O concurso interno foi aplicado para fins de promoção para as carreiras de Especialista em Políticas Públicas e Analista em Planejamento, Orçamento e Finanças Públicas e para as classes de Oficial Administrativo, Oficial Operacional, Oficial Sociocultural, Analista Administrativo, Analista de Tecnologia, Analista Sociocultural e Executivo Público.

Alexandre Carvalho/A2img/Fotos Públicas
Geraldo Alckmin e João Doria travam disputa de bastidores para serem os indicados do PSDB para as eleições presidenciais, com alfinetadas recíprocas

A resposta para a questão aponta para possíveis práticas consideradas irregulares na administração pública. A alternativa correta era a letra C, conforme gabarito da prova. “Impessoalidade, na medida em que favoreceu seus amigos empresários; e Publicidade, pois não se divulgou a proposta de busca de recursos privados de maneira ampla, acessível e transparente”, diz o texto.

Os dois itens foram apontados em críticas à gestão Doria quanto às doações feitas por empresários para a capital paulista. Desde o início da gestão Doria enfatizou a contribuição das empresas, como a doação de medicamentos para distribuição nas farmácias de rede municipal de saúde – muitos deles bem próximos ao vencimento. Outras doações ocorreram, como uniformes para a Companhia de Engenharia de Tráfego (CET) e câmeras de vigilância.

No entanto, reportagem do jornal Folha de S. Paulo demonstrou que do total anunciado (R$ 623 milhões em doações), apenas 8% foi efetivado até julho deste ano. Muitas empresas contavam na lista de doadores e não tinham qualquer processo instaurado para fazê-lo.

A disputa entre Doria e seu padrinho político se intensificaram no meio do ano, mas o revés no noticiário recente e nas pesquisas de intenção de voto para 2018 fizeram Doria recuar. No início de novembro já se especulava sobre a intenção do prefeito concorrer ao governo paulista ou ser vice de Alckmin na chapa presidencial

A RBA procurou o prefeito de São Paulo, João Doria, e o governador paulista, Geraldo Alckmin, para comentar o caso, mas até o fechamento da reportagem nenhum dos dois havia respondido.

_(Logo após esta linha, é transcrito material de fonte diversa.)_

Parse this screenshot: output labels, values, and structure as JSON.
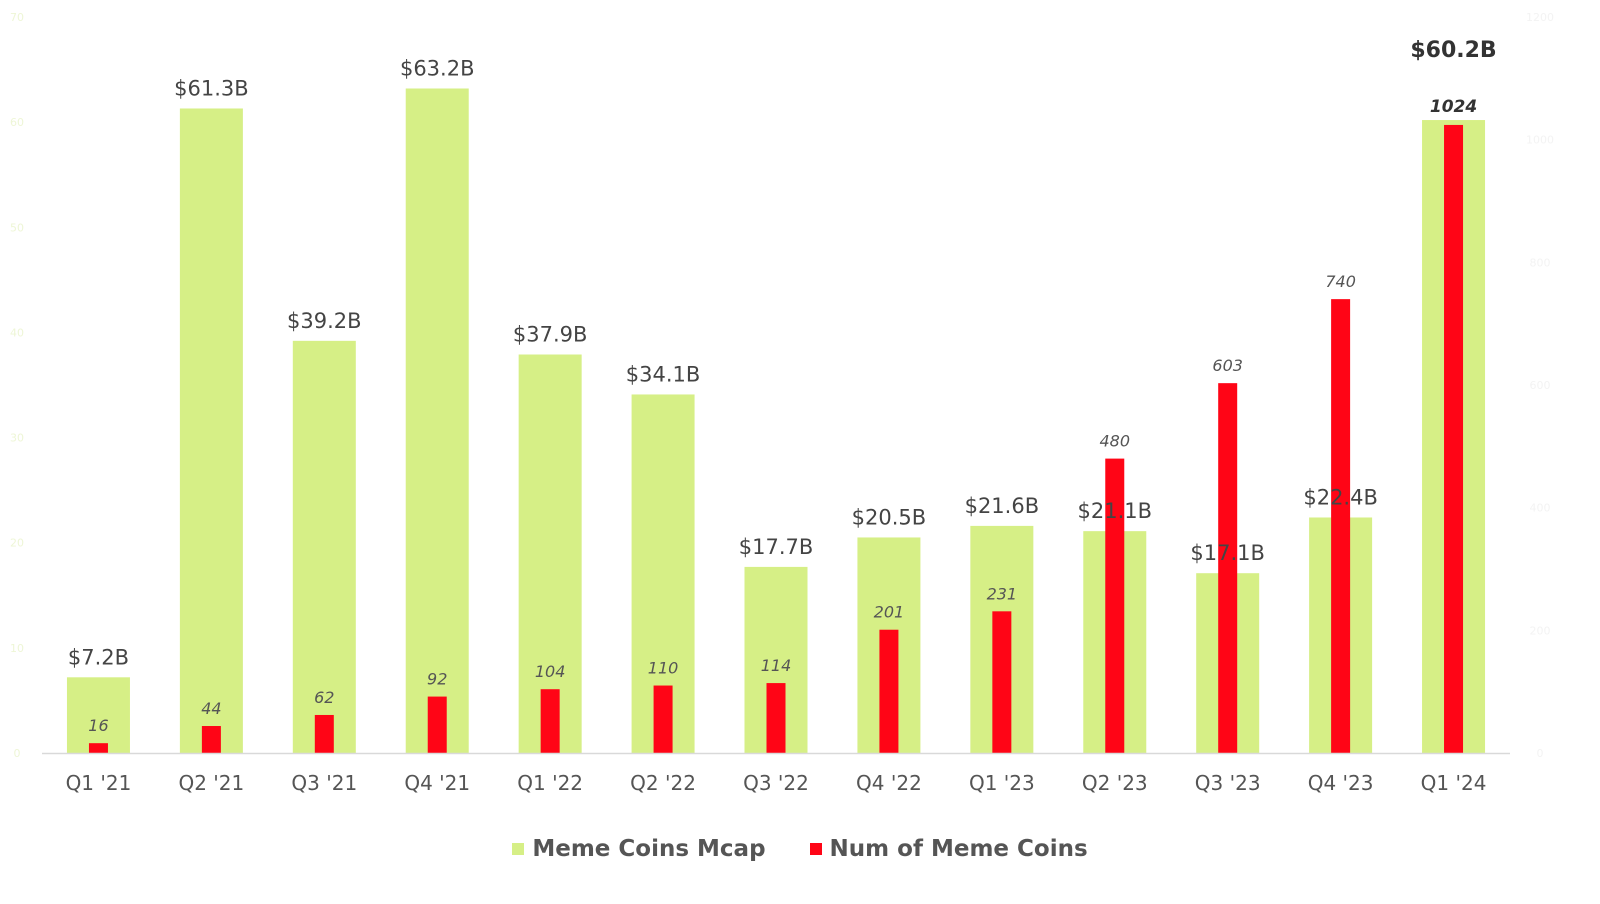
{
  "chart_data": {
    "type": "bar",
    "title": "",
    "xlabel": "",
    "ylabel": "",
    "categories": [
      "Q1 '21",
      "Q2 '21",
      "Q3 '21",
      "Q4 '21",
      "Q1 '22",
      "Q2 '22",
      "Q3 '22",
      "Q4 '22",
      "Q1 '23",
      "Q2 '23",
      "Q3 '23",
      "Q4 '23",
      "Q1 '24"
    ],
    "ylim": [
      0,
      70
    ],
    "y2lim": [
      0,
      1200
    ],
    "yticks": [
      0,
      10,
      20,
      30,
      40,
      50,
      60,
      70
    ],
    "y2ticks": [
      0,
      200,
      400,
      600,
      800,
      1000,
      1200
    ],
    "series": [
      {
        "name": "Meme Coins Mcap",
        "axis": "left",
        "color": "#d6ef86",
        "values": [
          7.2,
          61.3,
          39.2,
          63.2,
          37.9,
          34.1,
          17.7,
          20.5,
          21.6,
          21.1,
          17.1,
          22.4,
          60.2
        ],
        "labels": [
          "$7.2B",
          "$61.3B",
          "$39.2B",
          "$63.2B",
          "$37.9B",
          "$34.1B",
          "$17.7B",
          "$20.5B",
          "$21.6B",
          "$21.1B",
          "$17.1B",
          "$22.4B",
          "$60.2B"
        ]
      },
      {
        "name": "Num of Meme Coins",
        "axis": "right",
        "color": "#ff0516",
        "values": [
          16,
          44,
          62,
          92,
          104,
          110,
          114,
          201,
          231,
          480,
          603,
          740,
          1024
        ],
        "labels": [
          "16",
          "44",
          "62",
          "92",
          "104",
          "110",
          "114",
          "201",
          "231",
          "480",
          "603",
          "740",
          "1024"
        ]
      }
    ],
    "legend": [
      "Meme Coins Mcap",
      "Num of Meme Coins"
    ],
    "legend_position": "bottom-center"
  }
}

A Fundação Vunesp negou qualquer relação entre a pergunta e o prefeito de São Paulo, conforme nota reproduzida abaixo:

“A Fundação Vunesp toma a liberdade de esclarecer que a sugestão, anotada no final da mensagem (enviada pela reportagem à entidade), ‘A questão pareceu ser uma crítica direta ao prefeito de São Paulo’, carece de correção. A bem da verdade, é exatamente o oposto. E essa afirmação é corroborada, no mínimo, pelas seguintes informações:

a) Até onde nos é dado conhecer, o Prefeito Dória jamais deixou de revelar seu propósito de buscar parcerias privadas para o fortalecimento de projetos para a gestão pública. Nesse sentido, a situação criada na questão apresentada na prova vai na direção oposta à linha de atuação do Prefeito de São Paulo.

b) Também não é desconhecido que a busca de parcerias pelo Prefeito Doria não se limita a empresas locais conforme descreve a questão 41, da supra citada prova. Por exemplo, a recente interlocução com os Emirados Árabes, também divulgada amplamente, escapa em absoluto, do caráter local que se identifica na questão proposta na prova.

Além disso, cabe ainda lembrar que a prova se destinava a investigar a capacidade do candidato de refletir sobre uma situação que lhe pode ser apresentada quando em exercício de sua função e que dele pode demandar parecer técnico que requer a capacidade de discernir exatamente os limites legais de atuação de um dirigente.

Desta forma, fica explicitado, com clareza que não há como nem porque atrelar à figura pública do Prefeito de São Paulo, tampouco às características da sua gestão, à situação proposta na Questão 41 da prova.”